I am in shock a little. Not quite knowing what to do with that.
One of my girlfriends who knows about A, one of the very few, (and doesn't have any judgment, she doesn't know husband at all, and has a healthy Aquarian sense of perspective), said that perhaps I've just outgrown husband, and what lessons he can bring to me at this point in my life. Put that simply, from an objective person that is a relatively new friend that has no reason to not be objective, was really useful. And also a bit shocking.
A and I also talked about seeing a tarot card reader together! Hhmm... I do that myself, but can't for the life of me be objective at the moment. Told A that, too. Told him I'd had a look, but didn't trust my own interpretations.
Husband and I had another interesting conversation last night, he was sweet, and I said that perhaps we could let go a little of some of the things that keep us bound. He agreed. I didn't name anything, like sex, or A, but he was recognizing that things need to change. Open up. I am bigger, we both are, than is this entity of 'us', this cult of relationship that we have always clung to. Almost like a cult, the 2 of us, reinforcing our ideas and beliefs about ourselves and our relationship, and it's time to move away from that, and let each other grow.
New lessons.
One more day of work before I fly down south to see Friend for 4 days, too. Then when I'm done with that visit, A will be home. 2 hours later than me at the airport. I might wait.

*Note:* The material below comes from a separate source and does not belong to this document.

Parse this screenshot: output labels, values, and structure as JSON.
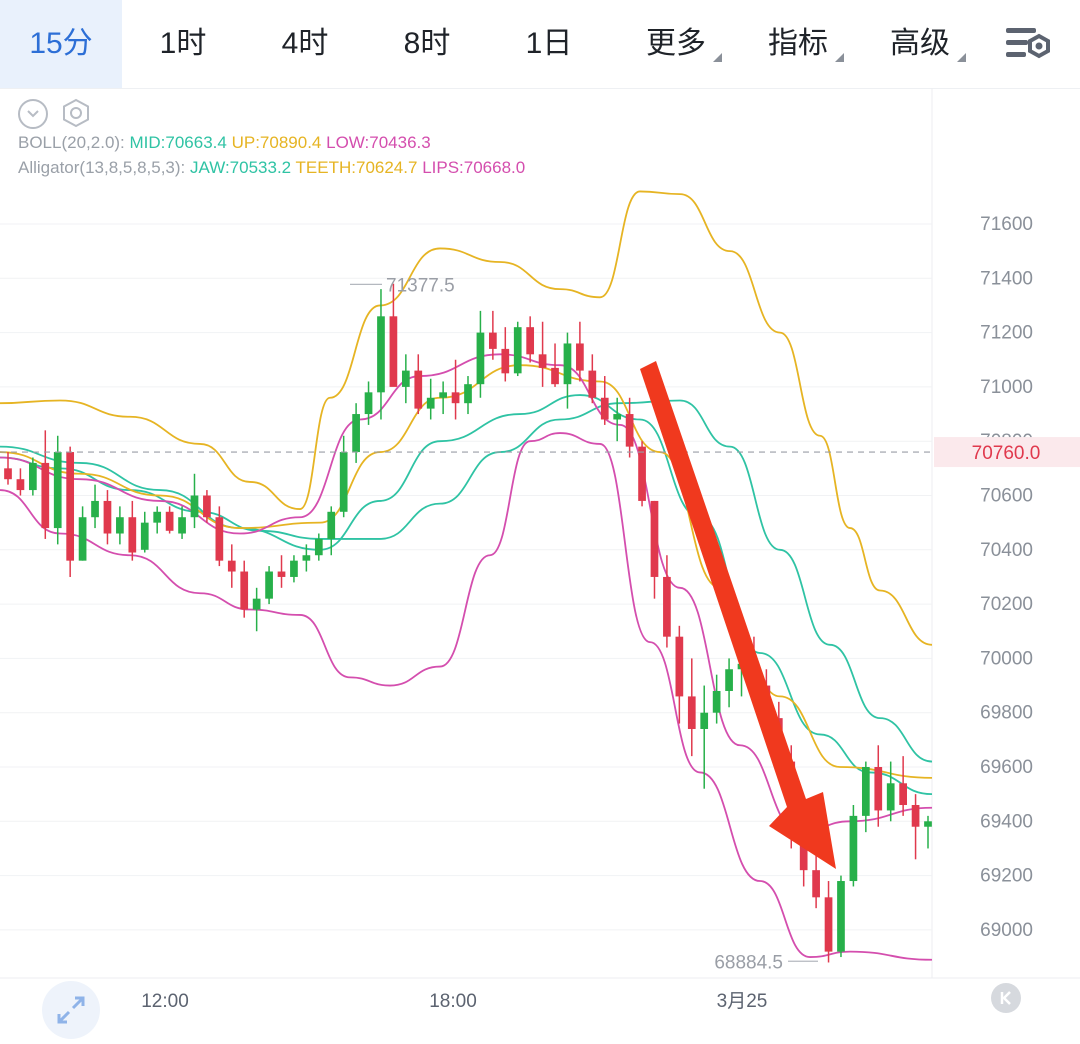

And, as I feel into things with A, I can only feel happy, excited, nervous, like there's a world of new growth and love and lessons out there for me.
I know this will not be a conventional relationship. A is not a conventional person! I haven't written too much about him for fear of identifying him too much, but I wish I could share the half of it.. He's an adventurer, literally, spiritually, physically, in all kinds of ways.
He's also a climber, very lean and atheltic and strong and muscular, and I have been imagining all the awesome knots he knows how to tie in a piece of rope. Around my wrists and ankles.